Gracias al follón más «Grande» que ha tenido el «Pérez» he entendido situaciones vividas en mi vida. Por ejemplo, cuando de pequeño mi abuela me cogía la mano y me metía en el puñito cerrado un billete de 25 pesetas más arrugado que el «Estatut» del 2012, decía «no se lo digas a tu madre». Después, llegaba a casa con una bolsa de chucherías del tamaño del escroto de Trump y mi madre, sabiendo que con cinco años no puedes atracar un banco, me preguntaba de dónde había sacado el dinero para pagar las gominolas. Yo le decía que no se lo podía decir, y ella utilizaba la tortura de la zapatilla para hacerme declarar.
Años después, cuando formaba parte de la redacción de un diario, recibí la llamada de un amigo, inspector «de la secreta», para decirme que quería hablar conmigo, pero que no podría revelar que había estado con él. Como sería el tema, que acabó en la cárcel. Estuve todo el día fuera y cuando regresé a la redacción, con una alcoholemia considerable, el director me preguntó dónde había estado todo el día. Le dije que estaba detrás de un tema y él me contestó que seguro que ya sabía el titular del tema que estaba investigando: «Coñac Soberano». Me mandó a casa. Cuando le pregunté por qué, bajó la voz y me dijo al oído: «¡Ssshhh! Es un secreto que no puedo revelar».

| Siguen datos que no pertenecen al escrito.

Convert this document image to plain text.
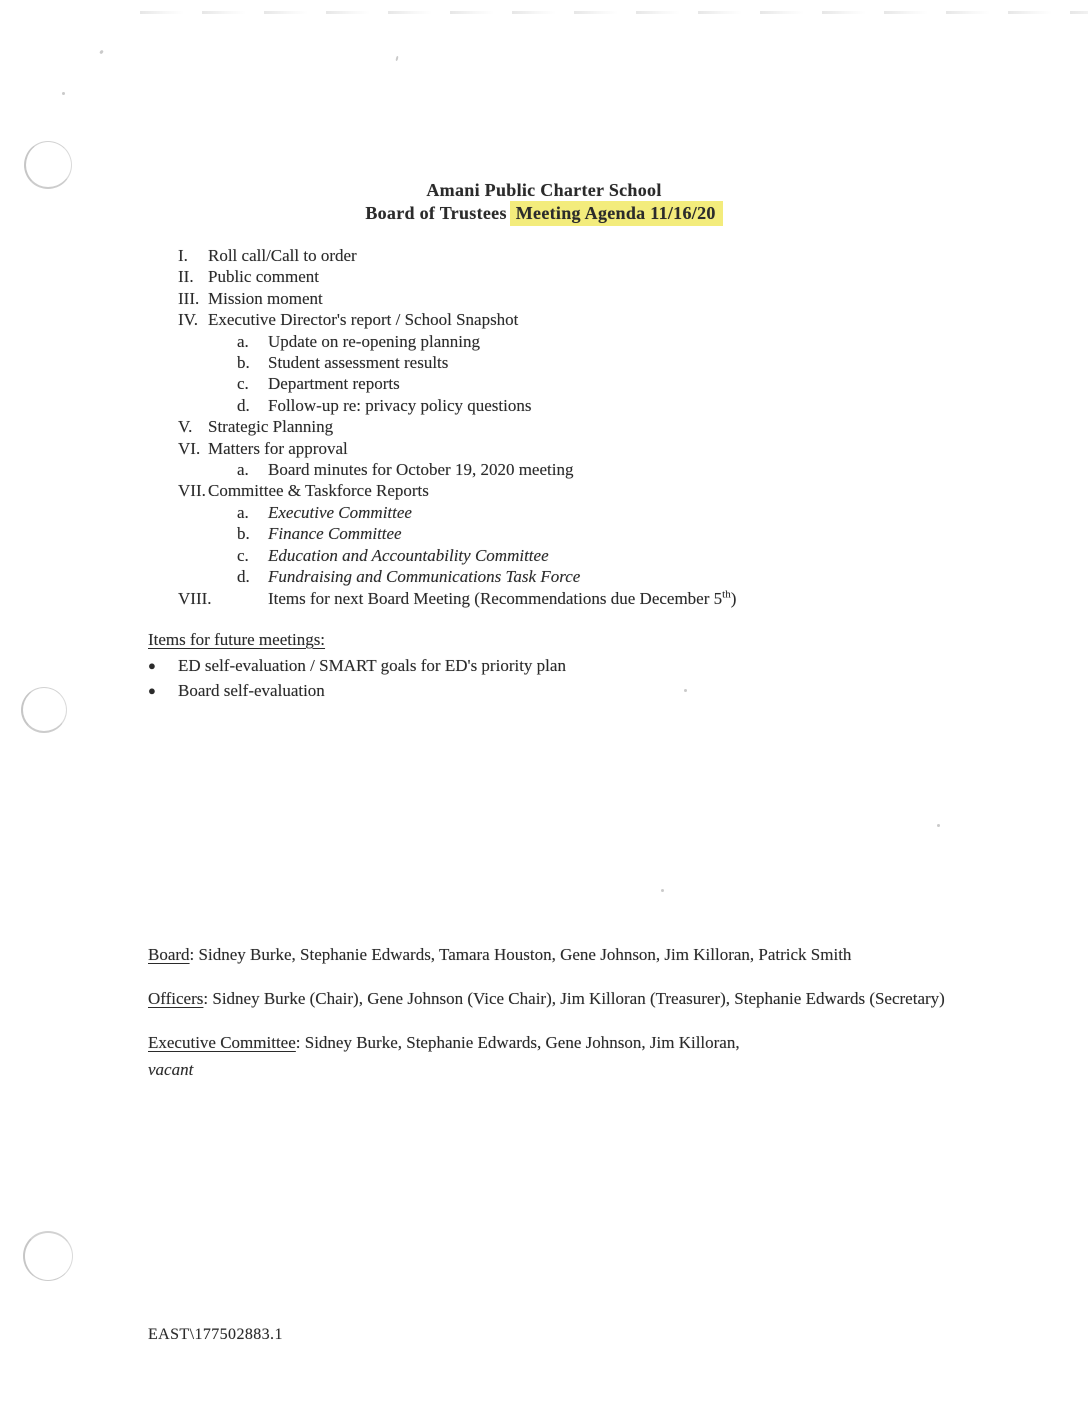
Amani Public Charter School
Board of Trustees Meeting Agenda 11/16/20
I.	Roll call/Call to order
II. Public comment
III. Mission moment
IV. Executive Director's report / School Snapshot
a.	Update on re-opening planning
b.	Student assessment results
c.	Department reports
d.	Follow-up re: privacy policy questions
V. Strategic Planning
VI. Matters for approval
a.	Board minutes for October 19, 2020 meeting
VII. Committee & Taskforce Reports
a.	Executive Committee
b.	Finance Committee
c.	Education and Accountability Committee
d.	Fundraising and Communications Task Force
VIII.	Items for next Board Meeting (Recommendations due December 5th)
Items for future meetings:
●	ED self-evaluation / SMART goals for ED's priority plan
●	Board self-evaluation

Board: Sidney Burke, Stephanie Edwards, Tamara Houston, Gene Johnson, Jim Killoran, Patrick Smith

Officers: Sidney Burke (Chair), Gene Johnson (Vice Chair), Jim Killoran (Treasurer), Stephanie Edwards (Secretary)

Executive Committee: Sidney Burke, Stephanie Edwards, Gene Johnson, Jim Killoran,
vacant

EAST\177502883.1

A veces pienso que quien cera las leyes no ha bebido coñac, pero sí se han fumado dos porros. A ver, señores, seamos claros, tu diriges un equipo de personas y resulta que, según en qué estuviese trabajando, no puedes preguntarles qué hacen. Yo, si fuese investigador verde, me compraría una barquita y me pasaría unas semanas pescando en un lago de Suiza. A la barca le pondría un nombre bonito. Ah, ya sé, «La Soberana».